Les précisions de Louise Boisvert

Le président du Syndicat des fonctionnaires municipaux de Québec et le maire Labeaume pourraient croiser le fer à nouveau devant les tribunaux. Jean Gagnon confirme qu'il déposera une poursuite en diffamation contre Régis Labeaume pour les propos tenus sur son état de santé avant les Fêtes.

Le 20 décembre dernier, lors d'un point de presse devant les journalistes, le maire avait déclaré : « J'adore M. Gagnon. Mais il est toujours au bout de sa chaîne. Le problème est qu'il va retourner en burn-out. Au bout de sa chaîne de même, ça n'a pas de bon sens », avait lancé le maire Labeaume, en faisant référence à l'absence de plusieurs mois de Jean Gagnon pour repos forcé.

Régis Labeaume avait présenté des excuses le lendemain sur les ondes du FM 93,3 puis par communiqué. Mais pour Jean Gagnon, ce n'est pas suffisant. « J'ai eu le droit au canon. Bang! On tire un grand coup et, après ça, ben c'était une joke, oublie ça, joyeuses fêtes. Je vais t'en faire un " joyeuses fêtes pis oublie ça". Ce n'est pas lui qui l'a vécu », a commenté Jean Gagnon.

Dans un communiqué envoyé en début de soirée lundi, le cabinet du maire estime avoir répondu aux exigences de la mise en demeure envoyée au maire le 21 décembre et qui exigeait des excuses. « C'est ce que le maire a fait le jour même, en s'excusant personnellement à l'endroit de M. Gagnon lors d'une entrevue avec M. Gilles Parent du FM 93,3 aux heures de grande écoute.

Pour une plus large diffusion, le maire a réitéré ses excuses le lendemain par voie de communiqué de presse repris par certains médias », est-il précisé dans le communiqué.

Les procédures judiciaires doivent être entreprises au cours des prochaines semaines.

Un deuxième affrontement

Il s'agira du deuxième affrontement devant les tribunaux pour les deux hommes.
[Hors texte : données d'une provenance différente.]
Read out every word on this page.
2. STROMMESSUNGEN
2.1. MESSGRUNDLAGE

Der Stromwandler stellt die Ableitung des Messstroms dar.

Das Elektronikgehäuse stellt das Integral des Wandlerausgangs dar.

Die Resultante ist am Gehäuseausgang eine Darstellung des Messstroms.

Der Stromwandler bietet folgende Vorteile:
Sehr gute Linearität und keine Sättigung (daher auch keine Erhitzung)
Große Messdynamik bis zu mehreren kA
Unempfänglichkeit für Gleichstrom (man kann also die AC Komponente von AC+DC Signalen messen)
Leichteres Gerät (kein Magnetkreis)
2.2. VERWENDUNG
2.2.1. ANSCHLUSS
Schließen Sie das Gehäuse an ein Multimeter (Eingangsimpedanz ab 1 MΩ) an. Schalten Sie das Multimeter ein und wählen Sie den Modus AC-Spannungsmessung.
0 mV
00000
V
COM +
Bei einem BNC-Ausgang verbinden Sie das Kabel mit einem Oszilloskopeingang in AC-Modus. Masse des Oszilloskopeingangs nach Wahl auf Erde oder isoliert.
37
Régis Labeaume avait poursuivi Jean Gagnon pour 200 000 $ pour atteinte à sa réputation en 2011.

Le maire estimait que M. Gagnon avait entaché la réputation d'Équipe Labeaume en laissant entendre que les contrats accordés au secteur privé par des municipalités avaient pour but de remplir les coffres des partis politiques.

Jean Gagnon avait dû verser 7500 $ en dommages punitifs et moraux à Régis Labeaume pour ses propos.